Muita gente nas calçadas, nas portas e nas janelas dos
palacetes, vendo
o enterro. Sobretudo admirando o Gaetaninho.
Mas Gaetaninho
ainda não estava satisfeito. Queria ir carregando o
chicote. O
desgraçado do cocheiro não queria deixar. Nem por um instantinho
só.
Gaetaninho ia
berrar mas a Tia Filomena com a mania de cantar o
"Ahi,
Mari!" todas as manhãs o acordou.
Primeiro ficou
desapontado. Depois quase chorou de ódio.
Tia Filomena
teve um ataque de nervos quando soube do sonho de
Gaetaninho. Tão
forte que ele sentiu remorsos. E para sossego da família
alarmada com o
agouro tratou logo de substituir a tia por outra pessoa numa
nova versão de
seu sonho. Matutou, matutou, e escolheu o acendedor
da Companhia de
Gás, Seu Rubino, que uma vez lhe deu um cocre danado
de doído.
Os irmãos
(esses) quando souberam da história resolveram arriscar de
sociedade
quinhentão no elefante. Deu a vaca. E eles ficaram loucos de raiva
por não haverem
logo adivinhado que não podia deixar de dar a vaca mesmo.
O jogo na
calçada parecia de vida ou morte.
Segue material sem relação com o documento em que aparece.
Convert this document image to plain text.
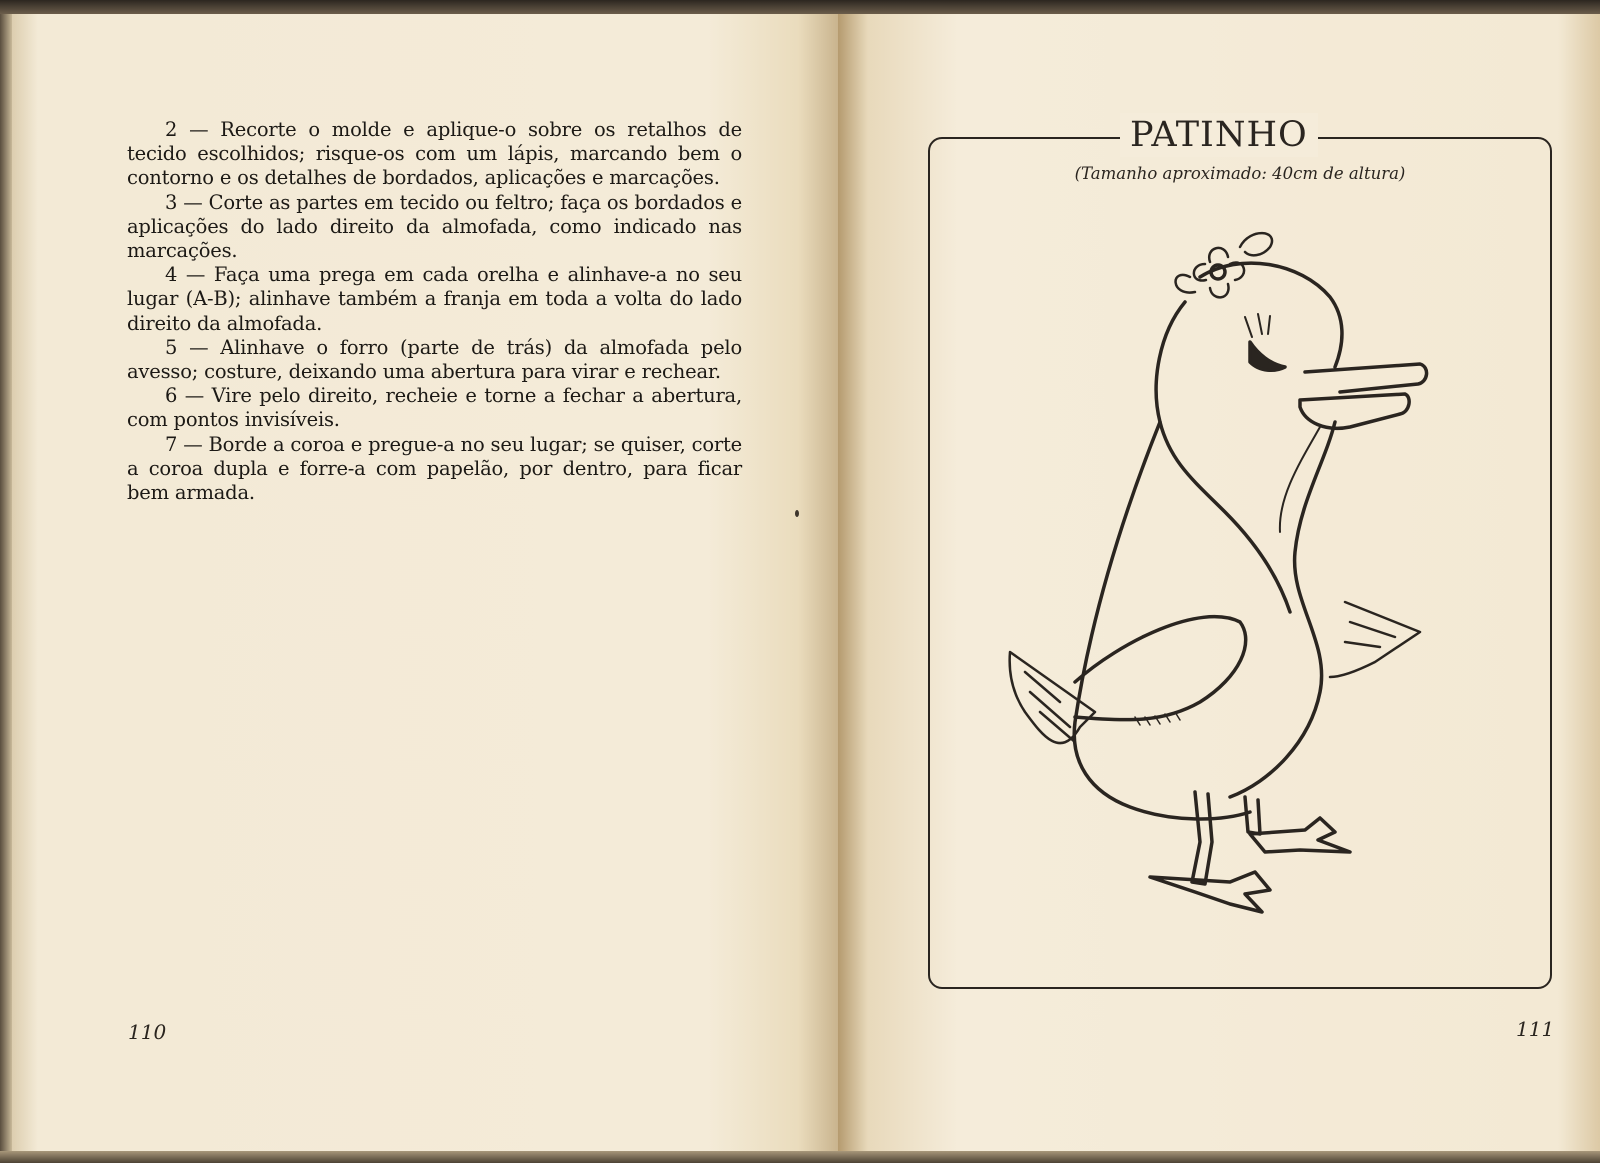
2 — Recorte o molde e aplique-o sobre os retalhos de tecido escolhidos; risque-os com um lápis, marcando bem o contorno e os detalhes de bordados, aplicações e marcações.

3 — Corte as partes em tecido ou feltro; faça os bordados e aplicações do lado direito da almofada, como indicado nas marcações.

4 — Faça uma prega em cada orelha e alinhave-a no seu lugar (A-B); alinhave também a franja em toda a volta do lado direito da almofada.

5 — Alinhave o forro (parte de trás) da almofada pelo avesso; costure, deixando uma abertura para virar e rechear.

6 — Vire pelo direito, recheie e torne a fechar a abertura, com pontos invisíveis.

7 — Borde a coroa e pregue-a no seu lugar; se quiser, corte a coroa dupla e forre-a com papelão, por dentro, para ficar bem armada.

110
PATINHO
(Tamanho aproximado: 40cm de altura)
111
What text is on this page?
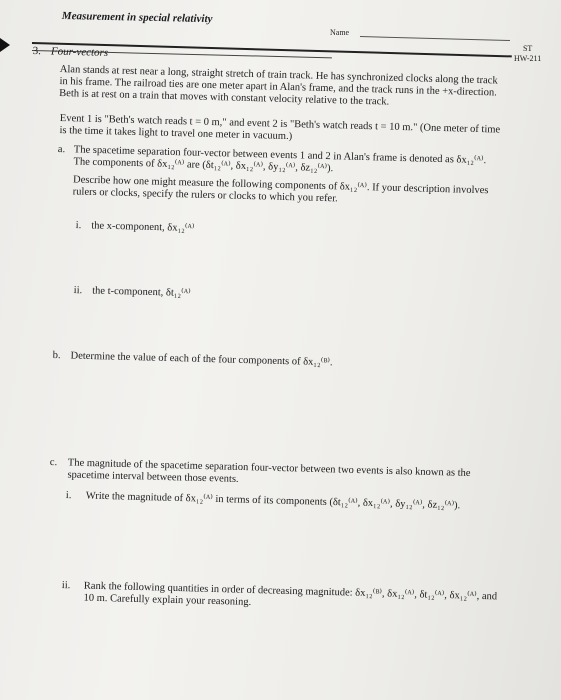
Measurement in special relativity
Name
ST
HW-211
3. Four-vectors
Alan stands at rest near a long, straight stretch of train track. He has synchronized clocks along the track in his frame. The railroad ties are one meter apart in Alan's frame, and the track runs in the +x-direction. Beth is at rest on a train that moves with constant velocity relative to the track.
Event 1 is "Beth's watch reads t = 0 m," and event 2 is "Beth's watch reads t = 10 m." (One meter of time is the time it takes light to travel one meter in vacuum.)
a. The spacetime separation four-vector between events 1 and 2 in Alan's frame is denoted as δx₁₂⁽ᴬ⁾. The components of δx₁₂⁽ᴬ⁾ are (δt₁₂⁽ᴬ⁾, δx₁₂⁽ᴬ⁾, δy₁₂⁽ᴬ⁾, δz₁₂⁽ᴬ⁾).
Describe how one might measure the following components of δx₁₂⁽ᴬ⁾. If your description involves rulers or clocks, specify the rulers or clocks to which you refer.
i. the x-component, δx₁₂⁽ᴬ⁾
ii. the t-component, δt₁₂⁽ᴬ⁾
b. Determine the value of each of the four components of δx₁₂⁽ᴮ⁾.
c. The magnitude of the spacetime separation four-vector between two events is also known as the spacetime interval between those events.
i.	Write the magnitude of δx₁₂⁽ᴬ⁾ in terms of its components (δt₁₂⁽ᴬ⁾, δx₁₂⁽ᴬ⁾, δy₁₂⁽ᴬ⁾, δz₁₂⁽ᴬ⁾).
ii.	Rank the following quantities in order of decreasing magnitude: δx₁₂⁽ᴮ⁾, δx₁₂⁽ᴬ⁾, δt₁₂⁽ᴬ⁾, δx₁₂⁽ᴬ⁾, and 10 m. Carefully explain your reasoning.
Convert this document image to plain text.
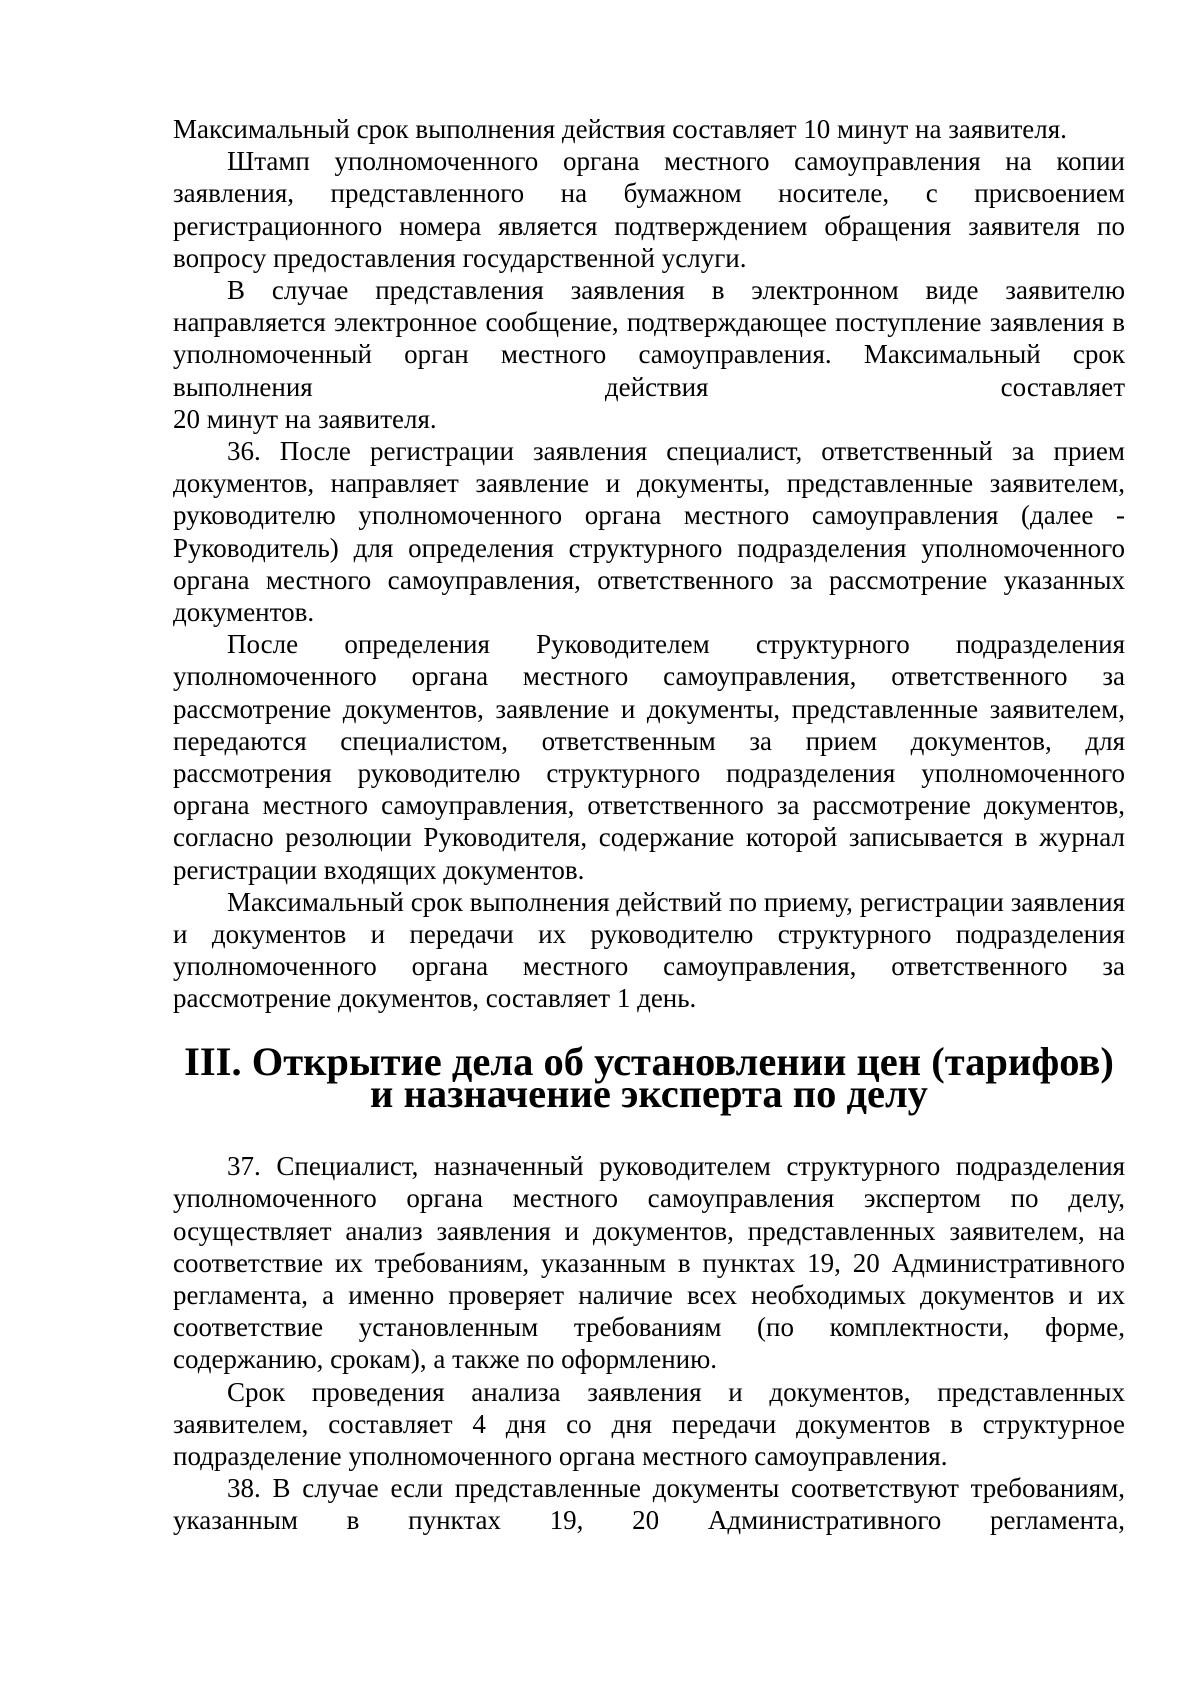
Максимальный срок выполнения действия составляет 10 минут на заявителя.

Штамп уполномоченного органа местного самоуправления на копии заявления, представленного на бумажном носителе, с присвоением регистрационного номера является подтверждением обращения заявителя по вопросу предоставления государственной услуги.

В случае представления заявления в электронном виде заявителю направляется электронное сообщение, подтверждающее поступление заявления в уполномоченный орган местного самоуправления. Максимальный срок выполнения действия составляет

20 минут на заявителя.

36. После регистрации заявления специалист, ответственный за прием документов, направляет заявление и документы, представленные заявителем, руководителю уполномоченного органа местного самоуправления (далее - Руководитель) для определения структурного подразделения уполномоченного органа местного самоуправления, ответственного за рассмотрение указанных документов.

После определения Руководителем структурного подразделения уполномоченного органа местного самоуправления, ответственного за рассмотрение документов, заявление и документы, представленные заявителем, передаются специалистом, ответственным за прием документов, для рассмотрения руководителю структурного подразделения уполномоченного органа местного самоуправления, ответственного за рассмотрение документов, согласно резолюции Руководителя, содержание которой записывается в журнал регистрации входящих документов.

Максимальный срок выполнения действий по приему, регистрации заявления и документов и передачи их руководителю структурного подразделения уполномоченного органа местного самоуправления, ответственного за рассмотрение документов, составляет 1 день.

III. Открытие дела об установлении цен (тарифов)
и назначение эксперта по делу

37. Специалист, назначенный руководителем структурного подразделения уполномоченного органа местного самоуправления экспертом по делу, осуществляет анализ заявления и документов, представленных заявителем, на соответствие их требованиям, указанным в пунктах 19, 20 Административного регламента, а именно проверяет наличие всех необходимых документов и их соответствие установленным требованиям (по комплектности, форме, содержанию, срокам), а также по оформлению.

Срок проведения анализа заявления и документов, представленных заявителем, составляет 4 дня со дня передачи документов в структурное подразделение уполномоченного органа местного самоуправления.

38. В случае если представленные документы соответствуют требованиям, указанным в пунктах 19, 20 Административного регламента,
Muito embora Gaetaninho
não estava
ligando.
- Você conhecia
o pai do Afonso, Beppino?
- Meu pai deu
uma vez na cara dele.
- Então você não
vai amanhã no enterro. Eu vou!
O Vicente
protestou indignado:
- Assim não jogo
mais! O Gaetaninho está atrapalhando!
Gaetaninho
voltou para o seu posto de guardião. Tão cheio de responsabilidades.
O Nino veio
correndo com a bolinha de meia. Chegou bem perto.
Com o tronco
arqueado, as pernas dobradas, os braços estendidos, as mãos
abertas,
Gaetaninho ficou pronto para a defesa.
- Passa pro
Beppino!
Beppino deu dois
passos e meteu o pé na bola. Com todo o muque.
Ela cobriu o
guardião sardento e foi parar no meio da rua.
- Vá dar tiro no
inferno!
- Cala a boca,
palestrino!
- Traga a bola!
Gaetaninho saiu
correndo. Antes de alcançar a bola um bonde o pegou.
Pegou e matou.
No bonde vinha o
pai do Gaetaninho.
A gurizada
assustada espalhou a notícia na noite.
- Sabe o
Gaetaninho?
- Que é que tem?
- Amassou o
bonde!
A vizinhança
limpou com benzina suas roupas domingueiras.
Às dezesseis
horas do dia seguinte saiu um enterro da Rua do Oriente
e Gaetaninho não
ia na boléia de nenhum dos carros do acompanhamento.
Ia no da frente
dentro de um caixão fechado com flores pobres por cima.
Vestia a roupa
marinheira, tinha as ligas, mas não levava a palhetinha.
Quem na boléia
de um dos carros do cortejo mirim exibia soberbo terno
vermelho que
feria a vista da gente era o Beppino.